La loi sur les bibliothèques 5 a été adoptée en 1995. Elle organise le fonctionnement des bibliothèques, définit la nature de leurs collections et affirme la nécessité de les préserver, précise les relations des bibliothèques entre elles et les règles des financements accordés par l’État. Cette loi qui garantit le droit de la société à l’information prévoit le cadre juridique dans lequel les bibliothèques lituaniennes exercent leurs activités. Cependant, elle reflète la situation qui prévalait jusque dans le milieu des années 1990, et à ce titre elle est surtout « défensive », puisque son principal objectif était de mettre un terme aux fermetures des bibliothèques décidées par les municipalités. Un nouveau projet de loi sur les bibliothèques sera présenté en 2004.
La loi sur le copyright et les droits associés a été votée en 1999. Les questions relatives au droit d’auteur intéressent nécessairement les bibliothécaires, mais ils ne doivent pas pour autant négliger les droits des utilisateurs à l’information et au savoir.
Le ministère de la Culture 6 est l’institution officiellement habilitée à administrer les bibliothèques de la République lituanienne.
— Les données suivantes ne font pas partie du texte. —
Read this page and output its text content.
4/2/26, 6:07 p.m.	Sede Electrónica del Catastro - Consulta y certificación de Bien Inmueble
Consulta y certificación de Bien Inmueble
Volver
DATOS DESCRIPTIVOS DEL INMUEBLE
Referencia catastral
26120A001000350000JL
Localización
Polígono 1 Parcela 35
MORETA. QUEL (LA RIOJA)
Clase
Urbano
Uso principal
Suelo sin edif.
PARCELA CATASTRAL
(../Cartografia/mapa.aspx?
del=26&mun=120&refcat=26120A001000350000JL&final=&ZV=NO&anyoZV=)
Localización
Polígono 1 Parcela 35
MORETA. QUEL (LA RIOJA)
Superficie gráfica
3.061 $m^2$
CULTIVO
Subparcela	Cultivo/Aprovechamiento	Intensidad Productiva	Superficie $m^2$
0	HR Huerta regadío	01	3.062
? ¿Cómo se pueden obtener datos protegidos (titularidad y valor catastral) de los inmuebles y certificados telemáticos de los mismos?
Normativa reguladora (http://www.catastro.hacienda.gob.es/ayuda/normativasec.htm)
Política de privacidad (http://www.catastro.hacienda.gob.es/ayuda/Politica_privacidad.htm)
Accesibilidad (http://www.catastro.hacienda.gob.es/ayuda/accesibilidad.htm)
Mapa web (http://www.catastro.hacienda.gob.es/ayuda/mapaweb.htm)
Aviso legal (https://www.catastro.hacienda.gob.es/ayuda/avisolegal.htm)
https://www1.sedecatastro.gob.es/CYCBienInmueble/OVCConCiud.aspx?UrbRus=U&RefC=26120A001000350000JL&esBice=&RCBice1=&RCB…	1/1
Quant au Conseil des bibliothèques de Lituanie, il a des fonctions d’expertise et de conseil et se prononce sur les grandes questions relatives à l’activité des bibliothèques. Il soumet au ministère de la Culture et au gouvernement des propositions sur la stratégie de développement des bibliothèques, leurs programmes scientifiques et leur financement. Enfin, le Centre des bibliothèques scientifiques rattaché à la Bibliothèque nationale Martynas Mazvydas coordonne les services de recherche et de consultation des bibliothèques du pays.
Ces différents éléments structurels apparaissent comme les conditions de création d’une politique efficace des bibliothèques et des services documentaires de Lituanie. Non seulement les nombreuses mesures promulguées et la mise en place de nouvelles institutions permettent de coordonner les activités des différents acteurs, mais elles offrent aussi une base juridique au fonctionnement et au développement des bibliothèques. Le plus gros défi qu’il reste à relever consiste maintenant à inscrire leurs activités culturelles et documentaires dans des cadres politiques.
Traditionnellement, les bibliothèques font partie de la politique culturelle de l’État. Le Rapport sur les institutions culturelles (1997), préparé pour une enquête du Conseil de l’Europe, décrit les bibliothèques comme des institutions à vocation culturelle et éducative, qui s’appuient au premier chef sur leurs collections d’imprimés pour remplir leurs missions. Il ne dégage aucune perspective quant aux applications des technologies de l’information, ou à la transformation des bibliothèques en centres d’information au service de la collectivité.
Pourtant les bibliothèques sont aujourd’hui de plus en plus nombreuses à mettre en avant le rôle qu’elles entendent jouer dans la société fondée sur l’information et sur le savoir, et cette revendication paraît de plus en plus crédible. L’Association des bibliothécaires lituaniens contribue activement à l’élaboration des règles et des dispositions destinées à structurer le développement de la société de l’information.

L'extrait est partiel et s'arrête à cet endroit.